CONNAÎTRE
: PEUT-ÊTRE ! MAIS AIMER ?
«La Femme d'avant» sombre et troublante au
Rideau.
De Roland Schimmelpfennig, auteur contemporain important de la
scène allemande. A découvrir.
Pour tous, c'est pareil: un déménagement chamboule
toujours! La vie, les idées, les relations... Le chaos
des caisses en carton réveille le passé, prépare
le futur, questionne le présent. Pour Franck et Claudia,
mariés depuis 19 ans, c'est encore pire. La veille du départ
vers leur nouvelle vie, l'ancienne ressurgit au nom d'une promesse
vieille de 24 ans. «Je t'aimerai toujours!» Qui n'a
jamais prononcé cette phrase dans la ferveur de l'instant
et l'illusion de l'éternité? Débarquant en
rouge passion, Romy, un amour de jeunesse et d'été
de Franck, a pris la phrase à la lettre et ne compte décidément
pas plaisanter sur cette parole à honorer. Aussi, la situation
absurde, un brin cocasse basculera en enfer.

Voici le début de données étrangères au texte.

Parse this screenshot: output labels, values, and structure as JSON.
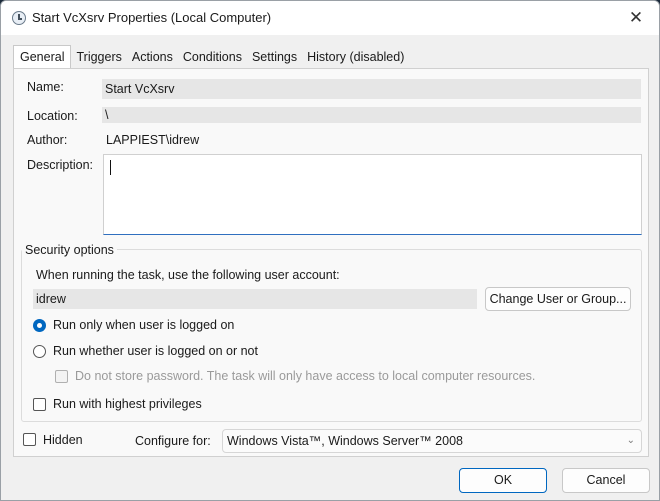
{
  "window": {
    "title": "Start VcXsrv Properties (Local Computer)",
    "close_glyph": "✕"
  },
  "tabs": [
    "General",
    "Triggers",
    "Actions",
    "Conditions",
    "Settings",
    "History (disabled)"
  ],
  "active_tab": "General",
  "general": {
    "name_label": "Name:",
    "name_value": "Start VcXsrv",
    "location_label": "Location:",
    "location_value": "\\",
    "author_label": "Author:",
    "author_value": "LAPPIEST\\idrew",
    "description_label": "Description:",
    "description_value": ""
  },
  "security": {
    "group_title": "Security options",
    "account_prompt": "When running the task, use the following user account:",
    "account_value": "idrew",
    "change_button": "Change User or Group...",
    "radio_logged_on": "Run only when user is logged on",
    "radio_logged_on_selected": true,
    "radio_whether": "Run whether user is logged on or not",
    "radio_whether_selected": false,
    "no_store_password": "Do not store password.  The task will only have access to local computer resources.",
    "no_store_password_checked": false,
    "highest_privileges": "Run with highest privileges",
    "highest_privileges_checked": false
  },
  "footer_options": {
    "hidden_label": "Hidden",
    "hidden_checked": false,
    "configure_label": "Configure for:",
    "configure_value": "Windows Vista™, Windows Server™ 2008"
  },
  "buttons": {
    "ok": "OK",
    "cancel": "Cancel"
  },
  "colors": {
    "accent": "#0067c0",
    "focus_underline": "#2f6fbf",
    "ok_border": "#0067c0"
  },
  "icons": {
    "title": "clock-task-icon",
    "close": "close-icon",
    "dropdown": "chevron-down-icon"
  }
}
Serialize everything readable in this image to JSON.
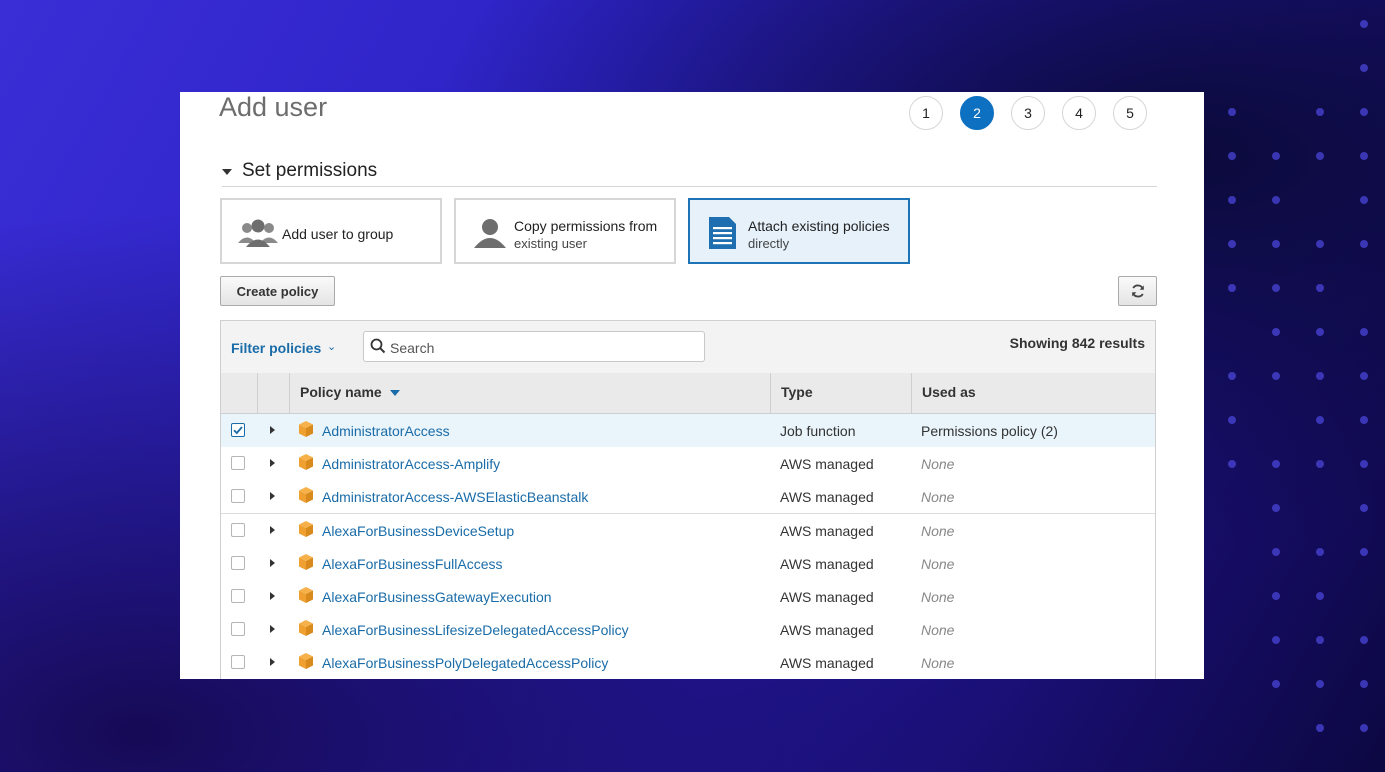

La certitude de cette «femme d'avant» réveillera
le volcan de chacun - le père, la mère et le fils
- et les aspirera dans un tourbillon tragique. Car «je t'aimerai
toujours», dit aussi à présent le fils, Andi,
contraint par le déménagement à quitter Tina
sa bien-aimée. Oui mais...
La peur de perdre
Intelligente, la dramaturgie de Roland Schimmelpfennig nous balade
dans le temps, à coups de marche arrière, de marche
avant et de redites; construction intéressante pour entretenir
l'intrigue et pour souligner ici la fragilité - voire parfois
la médiocrité - des rapports humains. Comment la
peur de perdre (l'autre, soi, son confort ou sa liberté...)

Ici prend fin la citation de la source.